The $ 20 billion plant, dubbed Fab 52 and Fab 62, will bring Intel’s total factories at its Chandler, Arizona campus to six. They will house Intel’s most advanced chip technology and will play a central role in the Santa Clara, California-based company’s efforts to regain leadership in the smallest, fastest chip by 2025 after losing ground to a rival company. Taiwan Semiconductor Manufacturing.

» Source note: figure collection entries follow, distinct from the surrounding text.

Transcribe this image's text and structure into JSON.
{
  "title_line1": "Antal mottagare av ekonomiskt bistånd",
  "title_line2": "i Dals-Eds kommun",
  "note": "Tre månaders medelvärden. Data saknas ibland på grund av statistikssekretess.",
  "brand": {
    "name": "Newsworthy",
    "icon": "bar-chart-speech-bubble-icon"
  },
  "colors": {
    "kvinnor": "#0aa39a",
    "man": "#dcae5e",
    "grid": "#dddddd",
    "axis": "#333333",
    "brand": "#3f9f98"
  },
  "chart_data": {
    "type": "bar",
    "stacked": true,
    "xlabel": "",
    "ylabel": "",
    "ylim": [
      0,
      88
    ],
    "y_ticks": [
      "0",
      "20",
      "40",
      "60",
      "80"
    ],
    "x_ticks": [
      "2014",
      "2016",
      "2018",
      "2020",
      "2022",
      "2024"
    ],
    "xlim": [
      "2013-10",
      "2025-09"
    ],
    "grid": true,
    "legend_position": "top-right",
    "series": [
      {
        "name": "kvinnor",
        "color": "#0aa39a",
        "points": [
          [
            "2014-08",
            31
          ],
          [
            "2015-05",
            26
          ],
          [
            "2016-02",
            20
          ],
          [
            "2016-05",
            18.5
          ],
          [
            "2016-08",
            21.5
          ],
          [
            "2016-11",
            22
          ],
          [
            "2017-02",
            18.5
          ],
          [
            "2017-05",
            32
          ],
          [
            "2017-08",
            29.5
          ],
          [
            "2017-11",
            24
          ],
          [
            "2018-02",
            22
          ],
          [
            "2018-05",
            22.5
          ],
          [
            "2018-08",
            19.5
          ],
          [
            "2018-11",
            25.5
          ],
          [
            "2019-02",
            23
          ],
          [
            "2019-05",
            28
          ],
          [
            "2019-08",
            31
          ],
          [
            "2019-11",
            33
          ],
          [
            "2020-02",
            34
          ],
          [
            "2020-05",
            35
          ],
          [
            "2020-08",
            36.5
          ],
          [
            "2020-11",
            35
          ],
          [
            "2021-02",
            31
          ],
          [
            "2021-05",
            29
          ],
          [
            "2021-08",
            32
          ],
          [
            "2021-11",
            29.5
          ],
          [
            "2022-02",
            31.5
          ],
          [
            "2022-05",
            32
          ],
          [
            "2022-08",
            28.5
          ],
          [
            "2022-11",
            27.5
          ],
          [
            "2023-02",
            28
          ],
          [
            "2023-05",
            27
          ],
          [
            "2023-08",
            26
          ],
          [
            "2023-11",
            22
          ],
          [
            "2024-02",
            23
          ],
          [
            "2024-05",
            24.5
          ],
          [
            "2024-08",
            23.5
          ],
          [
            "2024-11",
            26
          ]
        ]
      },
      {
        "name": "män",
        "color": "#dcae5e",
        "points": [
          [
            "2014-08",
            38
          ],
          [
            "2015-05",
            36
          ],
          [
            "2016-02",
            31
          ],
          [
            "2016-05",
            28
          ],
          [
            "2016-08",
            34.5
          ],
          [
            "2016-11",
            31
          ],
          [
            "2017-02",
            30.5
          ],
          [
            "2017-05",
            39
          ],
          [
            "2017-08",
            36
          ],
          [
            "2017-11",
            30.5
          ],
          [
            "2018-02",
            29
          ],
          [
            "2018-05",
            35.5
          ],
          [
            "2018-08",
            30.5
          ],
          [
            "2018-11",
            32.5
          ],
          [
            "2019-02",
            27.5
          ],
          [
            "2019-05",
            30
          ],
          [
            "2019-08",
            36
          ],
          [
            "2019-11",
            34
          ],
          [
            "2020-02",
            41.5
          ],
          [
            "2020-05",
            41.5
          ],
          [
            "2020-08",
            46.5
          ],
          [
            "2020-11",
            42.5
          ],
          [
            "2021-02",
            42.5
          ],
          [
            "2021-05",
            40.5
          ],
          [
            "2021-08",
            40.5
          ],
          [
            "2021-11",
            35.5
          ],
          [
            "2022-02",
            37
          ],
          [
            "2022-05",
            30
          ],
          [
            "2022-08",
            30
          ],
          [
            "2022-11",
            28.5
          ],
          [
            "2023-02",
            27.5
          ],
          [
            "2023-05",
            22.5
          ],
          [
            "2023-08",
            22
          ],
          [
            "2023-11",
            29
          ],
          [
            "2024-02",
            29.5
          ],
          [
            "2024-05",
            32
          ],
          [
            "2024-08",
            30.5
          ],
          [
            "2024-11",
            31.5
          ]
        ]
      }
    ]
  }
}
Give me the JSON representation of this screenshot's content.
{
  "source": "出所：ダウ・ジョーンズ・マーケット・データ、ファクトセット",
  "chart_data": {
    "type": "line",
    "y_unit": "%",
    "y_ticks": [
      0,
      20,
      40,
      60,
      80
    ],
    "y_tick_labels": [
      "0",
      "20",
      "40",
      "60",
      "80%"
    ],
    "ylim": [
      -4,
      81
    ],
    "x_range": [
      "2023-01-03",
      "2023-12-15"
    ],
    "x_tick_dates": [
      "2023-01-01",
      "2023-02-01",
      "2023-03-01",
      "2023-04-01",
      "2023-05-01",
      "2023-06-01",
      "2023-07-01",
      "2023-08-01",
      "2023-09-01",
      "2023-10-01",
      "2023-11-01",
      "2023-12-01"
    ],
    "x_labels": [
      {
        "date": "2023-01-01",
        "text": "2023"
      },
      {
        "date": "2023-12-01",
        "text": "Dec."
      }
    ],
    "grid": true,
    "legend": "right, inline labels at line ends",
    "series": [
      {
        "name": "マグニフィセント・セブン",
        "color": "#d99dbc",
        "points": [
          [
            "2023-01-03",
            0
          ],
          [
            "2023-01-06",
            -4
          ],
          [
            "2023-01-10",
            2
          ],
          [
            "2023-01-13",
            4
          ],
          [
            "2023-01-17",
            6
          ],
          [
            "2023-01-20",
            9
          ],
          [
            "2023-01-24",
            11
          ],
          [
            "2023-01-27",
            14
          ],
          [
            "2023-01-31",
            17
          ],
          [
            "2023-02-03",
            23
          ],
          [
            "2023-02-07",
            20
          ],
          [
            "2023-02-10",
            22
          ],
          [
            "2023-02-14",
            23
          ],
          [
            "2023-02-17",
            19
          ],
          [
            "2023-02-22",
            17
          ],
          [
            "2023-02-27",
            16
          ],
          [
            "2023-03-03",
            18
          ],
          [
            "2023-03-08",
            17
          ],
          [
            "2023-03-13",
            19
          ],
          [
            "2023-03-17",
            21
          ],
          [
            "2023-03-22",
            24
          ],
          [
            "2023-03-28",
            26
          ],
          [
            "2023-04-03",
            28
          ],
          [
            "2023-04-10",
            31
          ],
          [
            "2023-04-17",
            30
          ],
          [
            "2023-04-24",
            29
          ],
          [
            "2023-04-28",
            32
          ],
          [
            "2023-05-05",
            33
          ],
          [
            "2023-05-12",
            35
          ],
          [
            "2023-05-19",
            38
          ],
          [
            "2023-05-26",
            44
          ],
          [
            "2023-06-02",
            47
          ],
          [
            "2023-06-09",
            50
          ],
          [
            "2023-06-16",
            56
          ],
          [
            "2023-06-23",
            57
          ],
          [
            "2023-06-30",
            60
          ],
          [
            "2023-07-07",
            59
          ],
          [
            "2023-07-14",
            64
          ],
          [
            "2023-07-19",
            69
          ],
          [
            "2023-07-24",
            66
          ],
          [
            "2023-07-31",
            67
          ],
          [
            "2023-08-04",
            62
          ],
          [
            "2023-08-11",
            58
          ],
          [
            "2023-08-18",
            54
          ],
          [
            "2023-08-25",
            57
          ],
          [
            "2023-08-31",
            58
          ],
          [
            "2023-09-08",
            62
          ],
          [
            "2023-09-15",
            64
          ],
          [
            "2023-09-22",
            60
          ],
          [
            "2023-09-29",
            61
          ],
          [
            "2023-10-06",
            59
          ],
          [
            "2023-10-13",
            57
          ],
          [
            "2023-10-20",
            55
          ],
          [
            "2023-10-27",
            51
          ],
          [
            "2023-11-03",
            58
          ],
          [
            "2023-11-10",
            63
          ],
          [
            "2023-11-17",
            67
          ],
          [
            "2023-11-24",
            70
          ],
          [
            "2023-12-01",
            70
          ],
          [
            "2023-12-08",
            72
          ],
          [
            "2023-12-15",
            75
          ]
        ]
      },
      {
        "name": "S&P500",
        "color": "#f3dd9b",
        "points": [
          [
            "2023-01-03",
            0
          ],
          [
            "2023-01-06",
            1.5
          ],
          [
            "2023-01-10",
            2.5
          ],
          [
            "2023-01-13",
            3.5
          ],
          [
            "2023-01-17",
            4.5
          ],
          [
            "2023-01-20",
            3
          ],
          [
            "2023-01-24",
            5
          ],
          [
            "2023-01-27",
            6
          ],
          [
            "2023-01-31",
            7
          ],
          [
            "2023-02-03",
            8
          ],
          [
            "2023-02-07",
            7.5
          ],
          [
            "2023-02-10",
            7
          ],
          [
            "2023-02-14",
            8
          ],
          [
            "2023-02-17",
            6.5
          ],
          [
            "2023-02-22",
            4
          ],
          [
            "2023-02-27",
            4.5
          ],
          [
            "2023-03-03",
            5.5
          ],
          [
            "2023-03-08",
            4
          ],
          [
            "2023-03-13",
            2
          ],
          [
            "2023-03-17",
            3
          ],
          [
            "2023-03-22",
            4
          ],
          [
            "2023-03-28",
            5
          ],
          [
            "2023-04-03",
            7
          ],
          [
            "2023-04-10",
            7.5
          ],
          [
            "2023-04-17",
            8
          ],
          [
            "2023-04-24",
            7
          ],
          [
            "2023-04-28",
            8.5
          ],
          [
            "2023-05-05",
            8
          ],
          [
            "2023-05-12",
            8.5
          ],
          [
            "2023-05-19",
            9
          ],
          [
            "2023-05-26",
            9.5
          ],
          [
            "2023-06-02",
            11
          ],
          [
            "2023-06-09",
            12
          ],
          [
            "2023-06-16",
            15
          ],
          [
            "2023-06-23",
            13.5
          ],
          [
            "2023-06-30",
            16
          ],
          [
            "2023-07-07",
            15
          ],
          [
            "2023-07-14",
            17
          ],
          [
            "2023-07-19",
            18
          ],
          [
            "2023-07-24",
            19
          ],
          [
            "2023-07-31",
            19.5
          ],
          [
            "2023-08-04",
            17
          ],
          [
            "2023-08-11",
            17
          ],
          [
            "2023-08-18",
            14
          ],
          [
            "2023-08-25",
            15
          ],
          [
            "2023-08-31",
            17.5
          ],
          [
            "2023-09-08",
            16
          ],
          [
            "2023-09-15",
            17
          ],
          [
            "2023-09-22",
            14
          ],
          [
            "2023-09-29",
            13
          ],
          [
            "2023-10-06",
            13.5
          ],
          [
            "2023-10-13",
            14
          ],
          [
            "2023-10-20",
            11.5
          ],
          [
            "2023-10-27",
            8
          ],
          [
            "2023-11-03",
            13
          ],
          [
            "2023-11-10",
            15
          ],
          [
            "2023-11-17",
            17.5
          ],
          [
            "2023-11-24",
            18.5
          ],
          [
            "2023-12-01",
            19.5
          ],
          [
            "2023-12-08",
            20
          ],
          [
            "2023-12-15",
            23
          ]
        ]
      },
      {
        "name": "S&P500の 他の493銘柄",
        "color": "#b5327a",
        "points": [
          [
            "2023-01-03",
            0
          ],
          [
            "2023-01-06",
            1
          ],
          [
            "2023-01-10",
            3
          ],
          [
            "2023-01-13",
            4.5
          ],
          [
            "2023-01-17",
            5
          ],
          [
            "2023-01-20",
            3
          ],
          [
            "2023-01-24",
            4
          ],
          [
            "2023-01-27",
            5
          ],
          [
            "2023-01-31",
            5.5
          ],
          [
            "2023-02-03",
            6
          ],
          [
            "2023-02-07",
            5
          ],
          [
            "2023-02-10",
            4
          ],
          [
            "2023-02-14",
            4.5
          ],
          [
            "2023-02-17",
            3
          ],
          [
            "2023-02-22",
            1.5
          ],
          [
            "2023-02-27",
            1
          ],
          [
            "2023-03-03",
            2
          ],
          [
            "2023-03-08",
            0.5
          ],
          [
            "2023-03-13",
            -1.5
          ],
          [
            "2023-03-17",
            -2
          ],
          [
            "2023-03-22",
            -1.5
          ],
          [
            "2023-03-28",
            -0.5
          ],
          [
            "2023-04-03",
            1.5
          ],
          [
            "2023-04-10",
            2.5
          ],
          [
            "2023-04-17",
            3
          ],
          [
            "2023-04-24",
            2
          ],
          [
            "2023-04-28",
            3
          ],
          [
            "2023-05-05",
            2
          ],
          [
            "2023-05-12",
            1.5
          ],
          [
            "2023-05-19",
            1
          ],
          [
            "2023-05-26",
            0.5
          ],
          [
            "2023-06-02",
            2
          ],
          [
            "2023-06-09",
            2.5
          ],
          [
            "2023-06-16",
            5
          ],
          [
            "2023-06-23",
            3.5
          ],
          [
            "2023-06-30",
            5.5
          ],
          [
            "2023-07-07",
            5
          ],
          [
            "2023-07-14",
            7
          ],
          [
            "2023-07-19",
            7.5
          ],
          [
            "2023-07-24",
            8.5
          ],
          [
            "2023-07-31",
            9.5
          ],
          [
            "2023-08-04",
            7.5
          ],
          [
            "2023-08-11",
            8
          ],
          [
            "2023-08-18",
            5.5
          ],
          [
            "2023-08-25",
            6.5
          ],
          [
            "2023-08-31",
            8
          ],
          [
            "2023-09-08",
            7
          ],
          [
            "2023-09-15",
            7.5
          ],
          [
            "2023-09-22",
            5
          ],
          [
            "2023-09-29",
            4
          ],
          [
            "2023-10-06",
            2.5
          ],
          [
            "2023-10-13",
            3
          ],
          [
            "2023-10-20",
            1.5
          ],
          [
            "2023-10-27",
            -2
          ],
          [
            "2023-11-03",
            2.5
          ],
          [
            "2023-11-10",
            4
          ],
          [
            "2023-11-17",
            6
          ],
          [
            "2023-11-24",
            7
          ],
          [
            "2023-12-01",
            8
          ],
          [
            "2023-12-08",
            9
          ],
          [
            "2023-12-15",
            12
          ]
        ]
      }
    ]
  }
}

The new factories in Arizona will also be the first Intel to build from scratch, with space reserved for external customers. Intel has been making its own chips for a long time, but its modernization plan requires hiring third-party developers like Qualcomm, Amazon.com’s cloud arm, and deepening manufacturing relationships with the US military.
“We want to improve the resilience of the supply chain,” Intel CEO Pat Gelsinger, who attended a White House meeting on global chip shortages earlier this week, told Reuters in an interview. “As the only US company that can handle the most advanced lithography processes in the world, we are looking to make significant headway.”
Gelsinger said it was too early to say how much of the new plant’s capacity would be reserved for external customers. He said the factories would be producing “thousands” of waffles a week.
Plates are silicon disks on which microcircuits are manufactured, each of which can contain hundreds or even thousands of microcircuits.
Intel’s rival TSMC also acquired land to build its first U.S. campus in Phoenix, near Intel’s location where TSMC plans to build up to six chip factories, Reuters previously reported.
Gelsinger said Intel plans to announce another US campus by the end of the year, which will eventually house eight chip factories.